El truco para calentar el baño sin cegar a todos
Cuando diseñamos calentadores de infrarrojos para baños, el mayor problema no es el calor en sí, sino la luz que emiten. Piénselo: se trata de colocar una lámpara de alta potencia en una habitación pequeña y revestida de azulejos. Si no se tiene cuidado, la luz puede resultar tan intensa que dañe los ojos. Es aún peor para los bebés, cuyos ojos son mucho más sensibles a ciertas longitudes de onda que los nuestros. Nadie quiere un calentador que funcione como un foco de luz en una sala de interrogatorios.
Cómo lidiar con el brillo excesivo
La mayoría de las lámparas de infrarrojos convencionales emiten tanto calor como luz al mismo tiempo. Para solucionarlo, ajustamos la salida espectral de la lámpara. Utilizamos recubrimientos de cuarzo y gases específicos para “silenciar” la luz visible. El objetivo es mantener toda esa energía infrarroja, pero eliminar esa luz blanca deslumbrante.

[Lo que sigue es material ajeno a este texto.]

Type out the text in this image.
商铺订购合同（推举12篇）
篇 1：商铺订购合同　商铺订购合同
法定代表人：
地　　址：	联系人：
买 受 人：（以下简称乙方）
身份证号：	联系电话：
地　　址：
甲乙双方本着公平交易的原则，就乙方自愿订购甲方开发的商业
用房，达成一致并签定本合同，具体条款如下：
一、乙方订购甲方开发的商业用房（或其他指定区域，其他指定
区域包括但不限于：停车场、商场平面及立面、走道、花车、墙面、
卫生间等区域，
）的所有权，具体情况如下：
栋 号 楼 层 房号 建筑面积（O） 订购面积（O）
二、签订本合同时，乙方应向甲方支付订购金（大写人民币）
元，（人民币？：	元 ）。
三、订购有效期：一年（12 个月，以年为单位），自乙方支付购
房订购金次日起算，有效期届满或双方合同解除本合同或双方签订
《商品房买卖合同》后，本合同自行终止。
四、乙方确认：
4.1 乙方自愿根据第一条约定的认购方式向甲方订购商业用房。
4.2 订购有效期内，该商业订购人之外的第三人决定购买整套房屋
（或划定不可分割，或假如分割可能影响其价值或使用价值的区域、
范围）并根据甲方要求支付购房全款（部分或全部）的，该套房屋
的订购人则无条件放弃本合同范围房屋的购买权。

Se trata de filtrar esos picos de luz intensos para que puedas disfrutar del calor en tu piel sin que te duela la vista.
Seguridad
Luego está el calor en sí. No queremos una lámpara que te queme en cuanto te acerques demasiado. Por eso, mantenemos estas unidades a baja tensión o con un consumo de vatios optimizado, para así controlar la temperatura de la superficie. También invertimos mucho tiempo en los reflectores. En lugar de emitir un haz de luz concentrado, los diseñamos para difundir la luz. De esta manera, obtienes un resplandor suave y delicado, en lugar de un haz de luz intensa que lastime tus ojos.
El compromiso
Aquí está el problema: filtrar la luz no es gratuito. Al bloquear esas longitudes de onda visibles para proteger los ojos, perdemos un poco de eficiencia. Puede que notes que la lámpara necesita funcionar unos minutos más para calentar la habitación, en comparación con esos tubos grandes y sin filtrado que se usan en almacenes industriales. Pero no puedes simplemente aumentar la potencia para compensar esto. Si lo haces, corres el riesgo de derretir o sobrecalentar la carcasa de la lámpara. El secreto está en combinar estas lámparas con un termostato adecuado. Esto permite mantener un ciclo constante, una temperatura adecuada en la habitación y niveles de luz precisos.